Sep Kamvar is the LG Associate Professor of Media Arts and Sciences at MIT, and the Director of the Social Computing Group at the MIT Media Lab. His research focuses on social computing and information management.
Prior to MIT, Sep was the head of personalization at Google and a consulting professor of Computational and Mathematical Engineering at Stanford University. Prior to that, he was founder and CEO of Kaltix, a personalized search company that was acquired by Google in 2003.
Sep is the author of two books and over 40 technical publications and patents in the fields of search and social computing. He is on the technical advisory boards of several companies, including Clever Sense and Etsy. His artwork has been exhibited at the Museum of Modern Art in New York, the Victoria and Albert Musem in London, and the National Museum of Contemporary Art in Athens.
Sep received his Ph.D. in Scientific Computing and Computational Mathematics from Stanford University and his A.B. in Chemistry from Princeton University.
Over the last several years, the web has changed dramatically, both in the amount of content available and the nature of such content. The web has become larger, more social, more real-time, and less document-centric. People, streams, and conversations are joining sites, pages, and hyperlinks as its basic building blocks.
This change in the qualitative nature of data on the web brings both the opportunity and necessity for new paradigms in information retrieval.
Historically, the field of information retrieval has been centrally concerned with queries and documents. I am interested in developing models for information retrieval that focus on the people behind the queries and documents. This involves research challenges in areas as diverse as numerical linear algebra to human-computer interaction. My work fits into four themes: Social Search, Social Data Mining, Personalized Search, and Peer-to-Peer Search.

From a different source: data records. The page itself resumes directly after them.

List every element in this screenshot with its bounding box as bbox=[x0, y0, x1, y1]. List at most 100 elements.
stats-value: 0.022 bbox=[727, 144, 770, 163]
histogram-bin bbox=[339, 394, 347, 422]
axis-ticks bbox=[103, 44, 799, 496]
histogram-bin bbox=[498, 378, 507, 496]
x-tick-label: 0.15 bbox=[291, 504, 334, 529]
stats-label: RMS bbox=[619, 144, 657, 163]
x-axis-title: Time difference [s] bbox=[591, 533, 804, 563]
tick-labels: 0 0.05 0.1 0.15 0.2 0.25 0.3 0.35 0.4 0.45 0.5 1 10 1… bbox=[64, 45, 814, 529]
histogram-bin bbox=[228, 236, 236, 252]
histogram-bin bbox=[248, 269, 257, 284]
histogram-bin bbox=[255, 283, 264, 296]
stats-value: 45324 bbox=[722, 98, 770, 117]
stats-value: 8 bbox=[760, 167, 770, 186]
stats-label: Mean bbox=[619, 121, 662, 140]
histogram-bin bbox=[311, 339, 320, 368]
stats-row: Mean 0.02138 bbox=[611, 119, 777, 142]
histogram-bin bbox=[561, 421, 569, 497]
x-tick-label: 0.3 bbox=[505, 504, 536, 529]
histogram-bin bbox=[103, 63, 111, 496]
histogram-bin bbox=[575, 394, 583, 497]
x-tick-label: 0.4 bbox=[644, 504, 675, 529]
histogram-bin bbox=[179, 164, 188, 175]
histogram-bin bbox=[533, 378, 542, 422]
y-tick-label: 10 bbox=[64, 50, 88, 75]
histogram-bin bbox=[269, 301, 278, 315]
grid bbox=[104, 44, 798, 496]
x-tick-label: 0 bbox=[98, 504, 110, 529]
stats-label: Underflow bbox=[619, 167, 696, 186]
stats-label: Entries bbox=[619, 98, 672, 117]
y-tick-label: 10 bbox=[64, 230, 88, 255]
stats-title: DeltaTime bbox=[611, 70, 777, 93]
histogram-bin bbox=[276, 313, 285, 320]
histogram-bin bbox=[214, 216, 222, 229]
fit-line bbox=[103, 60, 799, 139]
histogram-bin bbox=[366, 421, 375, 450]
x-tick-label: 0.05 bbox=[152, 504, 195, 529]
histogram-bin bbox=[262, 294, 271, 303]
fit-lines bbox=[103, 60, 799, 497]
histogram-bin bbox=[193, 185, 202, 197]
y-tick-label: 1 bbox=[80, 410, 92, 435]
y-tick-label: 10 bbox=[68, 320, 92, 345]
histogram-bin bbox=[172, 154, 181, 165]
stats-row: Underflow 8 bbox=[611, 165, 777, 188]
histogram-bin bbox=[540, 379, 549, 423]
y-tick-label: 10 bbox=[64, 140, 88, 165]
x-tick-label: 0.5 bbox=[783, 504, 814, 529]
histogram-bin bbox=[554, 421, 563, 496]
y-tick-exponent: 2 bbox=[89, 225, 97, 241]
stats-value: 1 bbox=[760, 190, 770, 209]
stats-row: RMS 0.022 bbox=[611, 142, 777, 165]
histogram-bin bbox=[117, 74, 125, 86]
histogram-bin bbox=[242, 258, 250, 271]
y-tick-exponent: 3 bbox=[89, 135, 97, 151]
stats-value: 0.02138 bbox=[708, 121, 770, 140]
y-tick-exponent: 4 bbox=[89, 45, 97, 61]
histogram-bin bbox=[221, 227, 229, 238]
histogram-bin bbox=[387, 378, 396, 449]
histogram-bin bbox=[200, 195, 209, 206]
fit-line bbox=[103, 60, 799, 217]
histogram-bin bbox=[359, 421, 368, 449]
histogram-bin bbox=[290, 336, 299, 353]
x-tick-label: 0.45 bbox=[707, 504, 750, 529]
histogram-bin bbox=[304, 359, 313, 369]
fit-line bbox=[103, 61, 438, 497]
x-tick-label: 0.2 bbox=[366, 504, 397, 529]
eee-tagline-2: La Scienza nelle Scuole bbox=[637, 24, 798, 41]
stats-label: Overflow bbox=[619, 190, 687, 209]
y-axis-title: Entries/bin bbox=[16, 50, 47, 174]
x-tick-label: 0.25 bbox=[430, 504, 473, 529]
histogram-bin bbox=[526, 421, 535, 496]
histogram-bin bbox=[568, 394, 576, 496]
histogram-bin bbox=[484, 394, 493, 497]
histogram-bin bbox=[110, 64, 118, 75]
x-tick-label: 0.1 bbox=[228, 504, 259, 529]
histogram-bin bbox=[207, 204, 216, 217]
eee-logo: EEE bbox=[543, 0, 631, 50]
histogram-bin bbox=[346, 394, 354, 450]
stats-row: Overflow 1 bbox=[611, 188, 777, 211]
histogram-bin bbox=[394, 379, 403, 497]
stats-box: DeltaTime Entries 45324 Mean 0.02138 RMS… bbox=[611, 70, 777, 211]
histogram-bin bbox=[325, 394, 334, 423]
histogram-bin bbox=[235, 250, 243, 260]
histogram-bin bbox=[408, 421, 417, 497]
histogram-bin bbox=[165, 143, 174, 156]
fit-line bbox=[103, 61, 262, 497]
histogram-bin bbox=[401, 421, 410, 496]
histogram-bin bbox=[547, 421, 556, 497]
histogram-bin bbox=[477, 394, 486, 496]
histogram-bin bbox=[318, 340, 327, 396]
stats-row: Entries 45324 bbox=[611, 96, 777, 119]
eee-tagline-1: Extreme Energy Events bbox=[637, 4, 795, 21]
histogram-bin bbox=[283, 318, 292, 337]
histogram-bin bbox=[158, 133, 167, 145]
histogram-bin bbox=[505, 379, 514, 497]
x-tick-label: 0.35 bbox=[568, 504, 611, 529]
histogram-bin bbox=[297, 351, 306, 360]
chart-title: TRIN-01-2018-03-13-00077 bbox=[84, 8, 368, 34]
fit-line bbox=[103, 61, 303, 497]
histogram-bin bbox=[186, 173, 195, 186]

More specifically, I am interested in developing search technologies where questions are answered by people rather than documents (social search), that extract and summarize information about people (social data mining), where the results are dependent not just on the query but also on the person issuing the query (personalized search), and where distributed algorithms are modeled on human social norms for reputation and sharing (peer-to-peer search).
The biggest advances in search occur when new data is matched by new technologies designed for that data (for example, with hyperlinks and PageRank). As the web becomes richer in social data and infrastructure, social information processing systems will be an increasingly important source of new knowledge. My focus is on developing the next generation of these systems.
Through the social web, ordinary people express themselves more publicly and permanently than ever before. The words and pictures that people leave on their blogs and social networks as they communicate their daily thoughts and emotions give the raw material to create mosaics of humanity, to explore aspects of human nature through the eyes of millions of everyday people.
In addition to a source for material, the web also offers an opportunity as an art medium. Historically, the early uses of any new media have been primarily utilitarian, and it is not until later that they have been adopted by the arts -- canvas was first used for sails and signs; photography, for portraiture. The history of the web has been as an information technology. As an art medium, the web is very exciting -- a work of art on the web can reach millions of people at the same time, has the ability to constantly change, and can interact with its audience in a more tangible way than other media, to the point of allowing its audience to contribute to the art piece itself.
These two opportunities, the web as an information source for humanity, and the web as an accessible, dynamic, and interactive medium, are the basis for my artwork.